There's a reason why Amazon has become America's department store: They generally deliver quality and convenience -- like the Fire 10 HD.

They're not perfect, however, and their monopolist business practices have the normal deleterious effects. Without much competitive pressure, they've gotten careless.

Recently we've received Amazon packages in which a paperback book was just tossed in among a bunch of other stuff, with the unsurprising result that the book was beaten up in transit, so the cover and many pages are bent or torn.

By contrast, we just opened a couple of boxes from a catalog company called Chinaberry.
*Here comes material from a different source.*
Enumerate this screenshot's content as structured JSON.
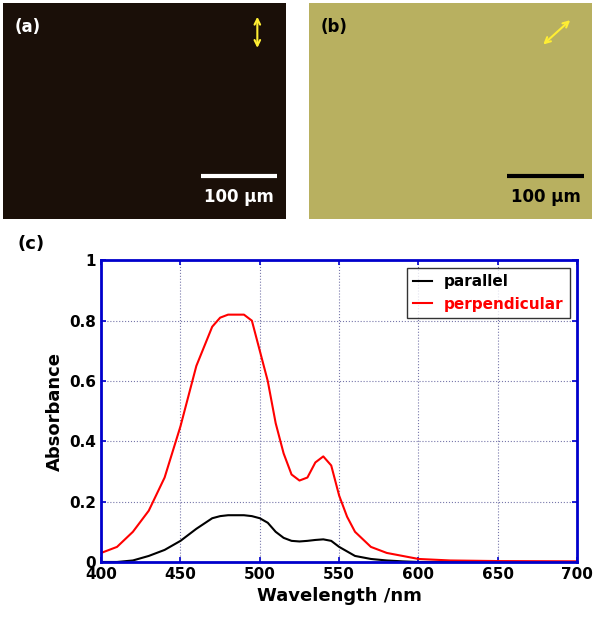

It's an eclectic kind of store -- lots of toys, but also a bunch of children's books -- but when we examined everything, it all measured up in terms of quality.

Best of all, Chinaberry learned what Amazon has forgotten: You haven't delivered the goods if they aren't adequately protected from damage during shipping. The books we ordered were carefully wrapped in heavy paper, so that there was no damage to the covers or pages.

Of course, nobody's perfect. A couple of felt novelties were just tossed into the box, and so some felt reindeer antlers got folded. Ouch.

But hey, Chinaberry.com is now going to be a regular resource for us at Christmastime. Check it out!